As will be shown in the next blog post by my co-author Merle O’Brien success lies behind valorizing as shown in the figure below or the value based/human centered approach to development which is similar to the IDIN philosophy.

Part 2: Youth, Education, Development – What are the gaps and prospects for the future?

Botswana Children

In his 2012 state of the nation address the President mentioned with regards to youth empowerment that our nation faces no greater task than that of empowering our youth to achieve their aspirations for a productive and meaningful life. Census findings reveal that some 39% of Botswana are aged between 15 and 35. Yet notwithstanding the fact that this age cohort is better educated than any generation before them, or that many of them also possess additional life skills and talents, such as relatively high levels of ICT literacy, as a group they are struggling. Having come of age in an especially challenging time of economic downturn, our youth deserve the government’s special support. The nation’s present opportunities as well as future prospects are at stake. With their energy and innovative capacity our youth are solid assets, who need to be enabled if we are to be a more prosperous and productive nation.

He further went on to mention that government’s commitment to building a better future by investing in our youth is perhaps best reflected in their devotion of substantial resources to their education, training and overall skills development, both in and outside the classroom; they recognize that our education system must be adapted to meet evolving social and economic demands. Statistics show that participation in tertiary education has been increasing steadily over the years but is still relatively low. About 45% of the relevant school‐leaving age group is entering tertiary education and about 64% of them are going to private institutions.

The levels of unemployment for the educated are high with tertiary level graduates comprising 15% of the unemployed and those with post‐secondary certificates a further 22%. These figures suggest poor quality of post‐school education and/or an inability of the economy to absorb individuals with high levels of education or maybe even lack of intuition, innovation and initiative by the graduates of the education system. This could be caused by other non-economic factors such as a dependency culture which was brewed by government’s active role in assuming the private sector role since 1976.

The need for the adaption of the education system is the principal justification for the development of Botswana’s first comprehensive Human Resource Development Strategy set to be realized by 2029. When it is implemented it will provide a strategic link across each of the vision 2016 pillars, and a vital underpinning to the range of government, societal, sector and institutional reforms that are necessary for Botswana to achieve the status of “winning nation”.

So far through the Human Resource Development Council, several sector committees have been setup to review and develop integrated HRD plans in line with this strategy.
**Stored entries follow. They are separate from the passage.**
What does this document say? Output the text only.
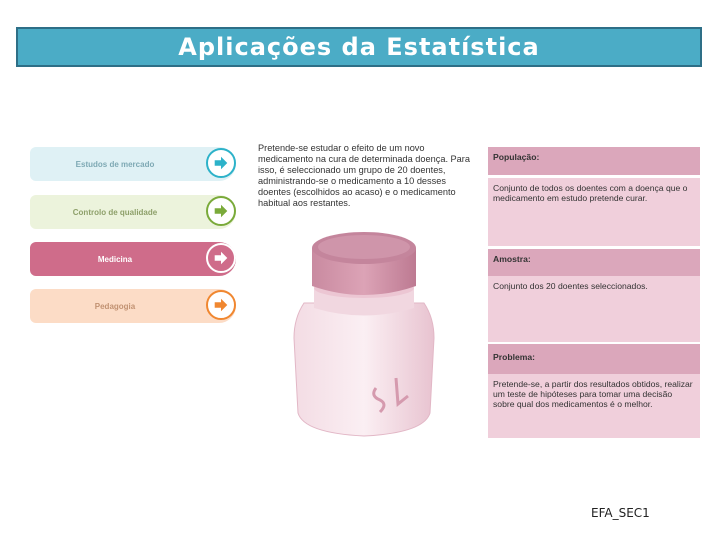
Aplicações da Estatística
Estudos de mercado
Controlo de qualidade
Medicina
Pedagogia
Pretende-se estudar o efeito de um novo medicamento na cura de determinada doença. Para isso, é seleccionado um grupo de 20 doentes, administrando-se o medicamento a 10 desses doentes (escolhidos ao acaso) e o medicamento habitual aos restantes.
População:
Conjunto de todos os doentes com a doença que o medicamento em estudo pretende curar.
Amostra:
Conjunto dos 20 doentes seleccionados.
Problema:
Pretende-se, a partir dos resultados obtidos, realizar um teste de hipóteses para tomar uma decisão sobre qual dos medicamentos é o melhor.
EFA_SEC1
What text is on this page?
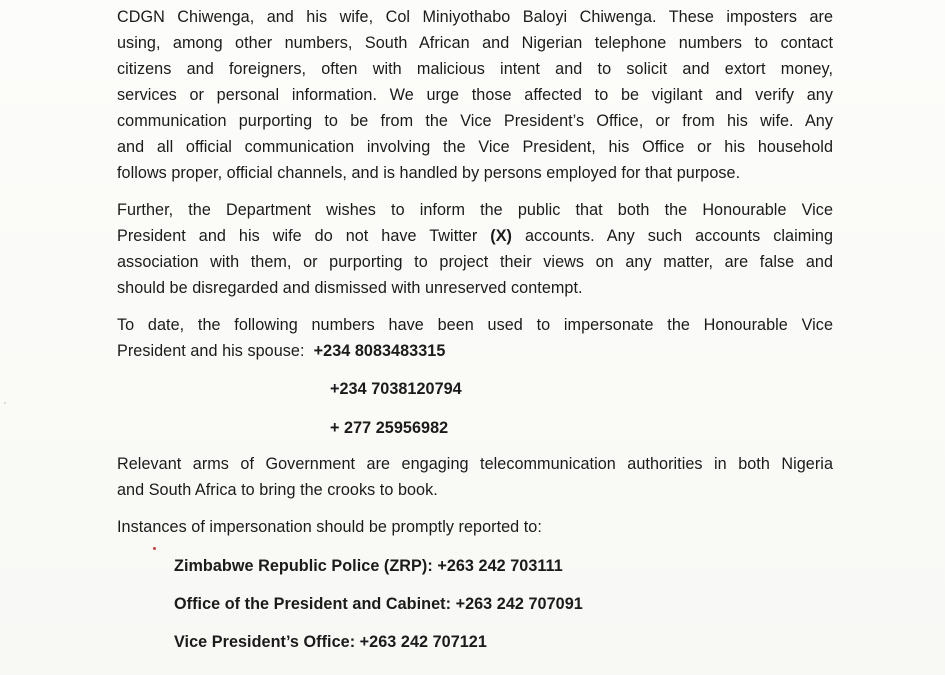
CDGN Chiwenga, and his wife, Col Miniyothabo Baloyi Chiwenga. These imposters are
using, among other numbers, South African and Nigerian telephone numbers to contact
citizens and foreigners, often with malicious intent and to solicit and extort money,
services or personal information. We urge those affected to be vigilant and verify any
communication purporting to be from the Vice President’s Office, or from his wife. Any
and all official communication involving the Vice President, his Office or his household
follows proper, official channels, and is handled by persons employed for that purpose.
Further, the Department wishes to inform the public that both the Honourable Vice
President and his wife do not have Twitter (X) accounts. Any such accounts claiming
association with them, or purporting to project their views on any matter, are false and
should be disregarded and dismissed with unreserved contempt.
To date, the following numbers have been used to impersonate the Honourable Vice
President and his spouse: +234 8083483315
+234 7038120794
+ 277 25956982
Relevant arms of Government are engaging telecommunication authorities in both Nigeria
and South Africa to bring the crooks to book.
Instances of impersonation should be promptly reported to:
Zimbabwe Republic Police (ZRP): +263 242 703111
Office of the President and Cabinet: +263 242 707091
Vice President’s Office: +263 242 707121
As an identified key alternative driver of societal development, economic development and growth, the government has through its Ministry of Trade and Industry’s Economic Diversification Drive (EDD) placed the creative industries as the number one priority sector to development in line with the Private Sector Development Strategy and Human Resource Development Strategy.

It is argued that a human resource development strategy that recognizes the creative industries as key cross cutting catalysts or a sector for Botswana, will ensure that the policies of government, the desires of civil society, the programs of educational institutions, and the initiatives of business and industry are better aligned and work together in a coordinated way to enhance overall sustainable human resource capabilities and consequent economic growth and development. In the next blog post I will discuss some theories on the cultural and creative industries and how these can contribute to economic development of the country and its people.